[PATCH 4/5] arm64: atomics: lse: improve constraints for simple ops

Tue Dec 14 05:04:02 PST 2021

On Mon, Dec 13, 2021 at 07:40:23PM +0000, Will Deacon wrote:
> On Fri, Dec 10, 2021 at 03:14:09PM +0000, Mark Rutland wrote:
> > We have overly conservative assembly constraints for the basic FEAT_LSE
> > atomic instructions, and using more accurate and permissive constraints
> > will allow for better code generation.
> > 
> > The FEAT_LSE basic atomic instructions have come in two forms:
> > 
> > 	LD{op}{order}{size} <Rs>, <Rt>, [<Rn>]
> > 	ST{op}{order}{size} <Rs>, [<Rn>]

> > For either form, both <Rs> and <Rn> are read but not written back to,
> > and <Rt> is written with the original value of the memory location.
> > Where (<Rt> == <Rs>) or (<Rt> == <Rn>), <Rt> is written *after* the
> > other register value(s) are consumed. There are no UNPREDICTABLE or
> > CONSTRAINED UNPREDICTABLE behaviours when any pair of <Rs>, <Rt>, or
> > <Rn> are the same register.

> > Our current inline assembly always uses <Rs> == <Rt>, treating this
> > register as both an input and an output (using a '+r' constraint). This
> > forces the compiler to do some unnecessary register shuffling and/or
> > redundant value generation.

> > We can improve this with more accurate constraints, separating <Rs> and
> > <Rt>, where <Rs> is an input-only register ('r'), and <Rt> is an
> > output-only value ('=r'). As <Rt> is written back after <Rs> is
> > consumed, it does not need to be earlyclobber ('=&r'), leaving the
> > compiler free to use the same register for both <Rs> and <Rt> where this
> > is desirable.
> > 
> > At the same time, the redundant 'r' constraint for `v` is removed, as
> > the `+Q` constraint is sufficient.

> Makes sense to me. I'm not sure _why_ the current constraints are so weird;
> maybe a hangover from when we patched them inline?

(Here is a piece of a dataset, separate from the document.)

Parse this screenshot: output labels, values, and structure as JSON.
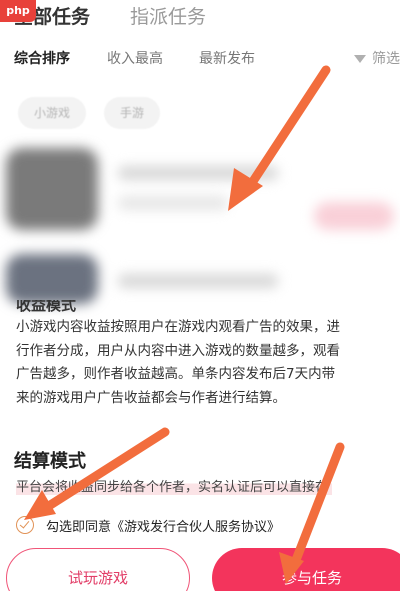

Yup; the constraints used to make sense when we were patching the instructions,
and we just never cleaned them up. Details below -- I can add a link tag to
this mail if you'd like?

For example, back when we introduced the ops in commit:

  c0385b24af15020a ("arm64: introduce CONFIG_ARM64_LSE_ATOMICS as fallback to ll/sc atomics")

We had:

| #define ATOMIC_OP(op, asm_op)                                          \
| static inline void atomic_##op(int i, atomic_t *v)                     \
| {                                                                      \
|        register int w0 asm ("w0") = i;                                 \
|        register atomic_t *x1 asm ("x1") = v;                           \
|                                                                        \
|        asm volatile(                                                   \
|        __LL_SC_CALL(op)                                                \
|        : "+r" (w0), "+Q" (v->counter)                                  \
|        : "r" (x1)                                                      \
|        : "x30");                                                       \
| }                                                                      \

IIUC, for those constraints:

* "+r" (w0) -- necessary because the LL-SC forms might clobber w0 (e.g. if
  used for their `tmp` variable). For the value-returning ops we had to use
  w0/x0 for the return value as the out-of-line LL-SC ops followed the AAPCS
  parameter passing rules.

* "+Q" (v->counter) -- necessary to clobber the memory location, "Q"
  specifically to ensure the compiler didn't expect some write-back addressing
  mode to have adjusted a register.

* "r" (x1) -- necessary to ensure the address was available in X1 for the LL-SC
  code, since I beleive the "+Q" constraint *could* have used a copy in another
  register. I could be mistaken on this one, since there's no rationale in the
  original commit message or code.

When that approach was thrown away in commits

  addfc38672c73efd ("arm64: atomics: avoid out-of-line ll/sc atomics")
  3337cb5aea594e40 ("arm64: avoid using hard-coded registers for LSE atomics")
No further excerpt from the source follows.